While these capital injections are common during the holidays, the scale of this week’s operations tempered expectations of an imminent cut to banks’ reserve ratios, the level of reserves banks must hold.

In recent months, the People’s Bank of China has repeatedly said it would lower the ratio “at the appropriate time” to restore confidence in the economy. In order to stimulate growth, China has also adjusted its monetary policy stance from “stable” to “moderately loose.”

The cut in the reserve requirement ratio is widely seen as a major easing move aimed at boosting long-term credit.

“Given the current liquidity situation and broader macroeconomic conditions, the prospect of an RRR cut before the Lunar New Year seems slim,” said Wang Qing, chief macroeconomic analyst at Jincheng.

“The central bank also injected a large amount of medium-term liquidity into the market in advance in December, keeping the system well-supplied but not excessive.”

Analysts said the delay in cutting interest rates reflected a complicated balancing act by China’s central bank, which is keen to retain its tools in what is expected to be a challenging year for the economy. China’s real estate market has been hit by a protracted crisis and companies are bracing for the impact of Donald Trump’s protectionist policies.

Zhi Xiaojia, chief China economist at Credit Agricole, said that considering the strong signal sent by the RRR cut and the limited space for further RRR cuts, the central bank hopes to “reserve some bullets for future signaling effects.” The average deposit reserve ratio of banks in China is 6.6%.

Lynn Song, chief economist at ING Greater China, said the People’s Bank of China is expected to rely more on open market operations to manage liquidity in 2025, rather than cutting benchmark policy rates or deposit reserve ratios. “Significant major changes in interest rates and reserve requirements may be reserved for a more appropriate time.”

Beijing is trying to reflationate the world’s second-largest economy as deflationary pressures mount and the real estate sector remains in deep trouble. But it also wants to avoid further devaluation of the yuan.

The offshore yuan has been under pressure since Trump won the presidential election in early November, falling 3% against the dollar, while the tightly controlled onshore yuan hovered near 16-month lows at the start of the year before rebounding recently.

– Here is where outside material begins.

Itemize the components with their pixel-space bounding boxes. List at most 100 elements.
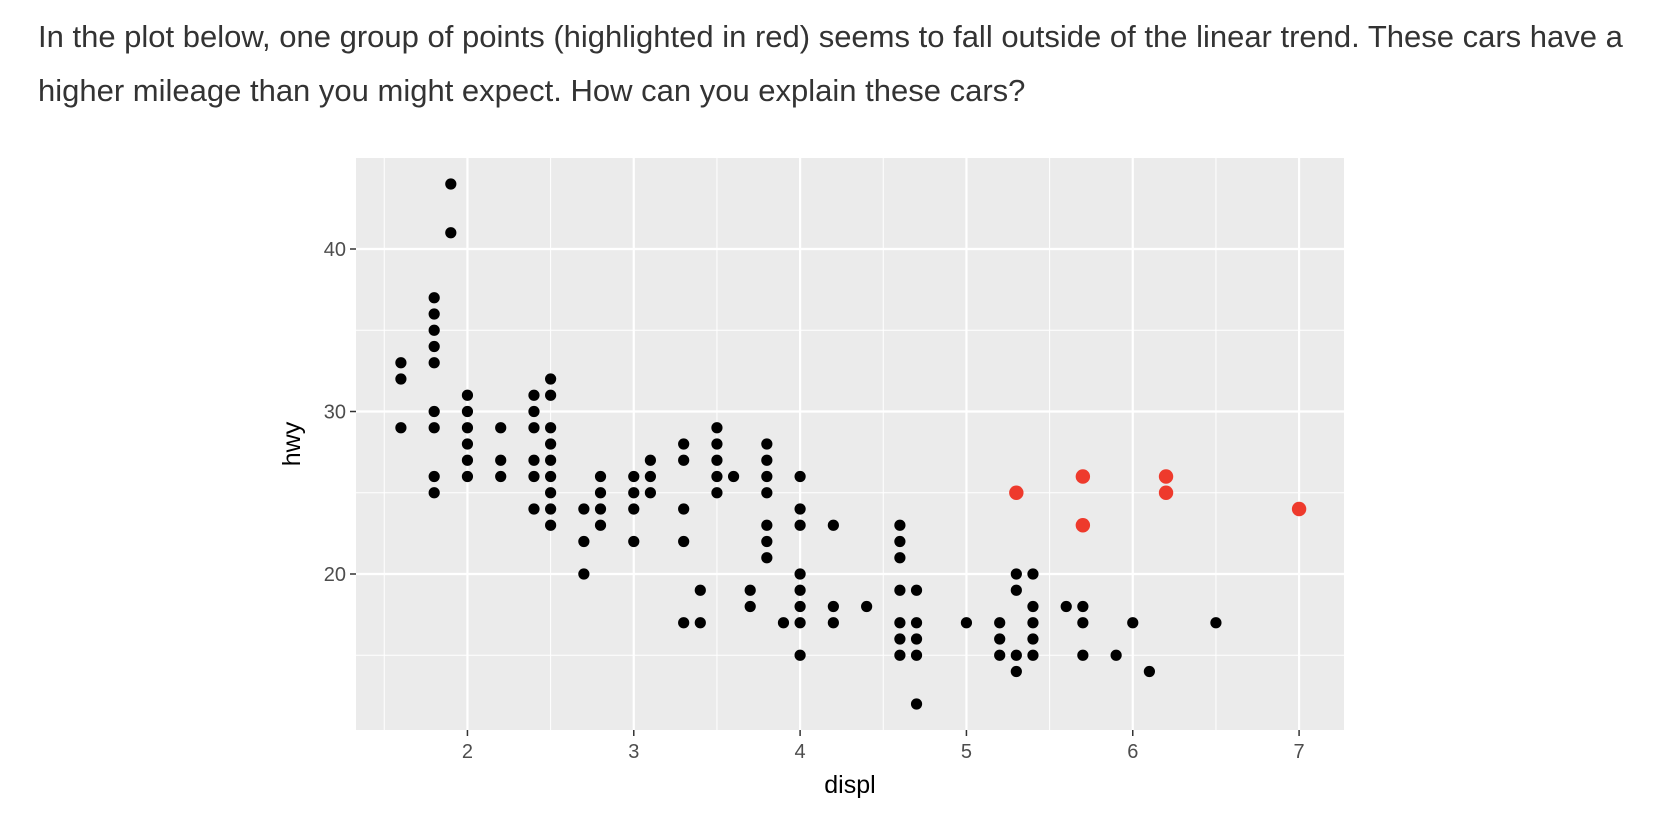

The potential escalation of trade tensions between China and the United States has heightened concerns about capital outflows and limited the ability of the Chinese central bank to cut interest rates.

An internal briefing memo released this week by a state-owned bank seen by the Financial Times said that “recent pressure on the yuan exchange rate will limit the monetary easing measures of the People’s Bank of China”. “The central bank is also using subtle actions at this stage to moderate market expectations of further easing.”

Since December, the central bank has set a strong daily reference rate against the yuan, issued offshore bills and stopped buying government bonds. Larry Hu, chief China economist at Macquarie, said this showed the Chinese central bank was prioritizing monetary stability over other growth-promoting goals.

“Last year, the People’s Bank of China adopted a strategy we called ‘hold on until the Fed blinks,'” Hu said. “Now, as the dollar strengthens and the renminbi comes under pressure, the People’s Bank of China must once again hold on to the renminbi until the dollar weakens. RMB stability is more important than other policy goals at the moment.

However, some analysts said they believed more substantial steps were imminent after the Lunar New Year holiday and that China’s central bank could choose the tools at its disposal.

“The People’s Bank of China could consider some measures, including direct reverse repos of various maturities, net purchases of government bonds and lowering the deposit reserve ratio,” Crédit Agricole’s branch said.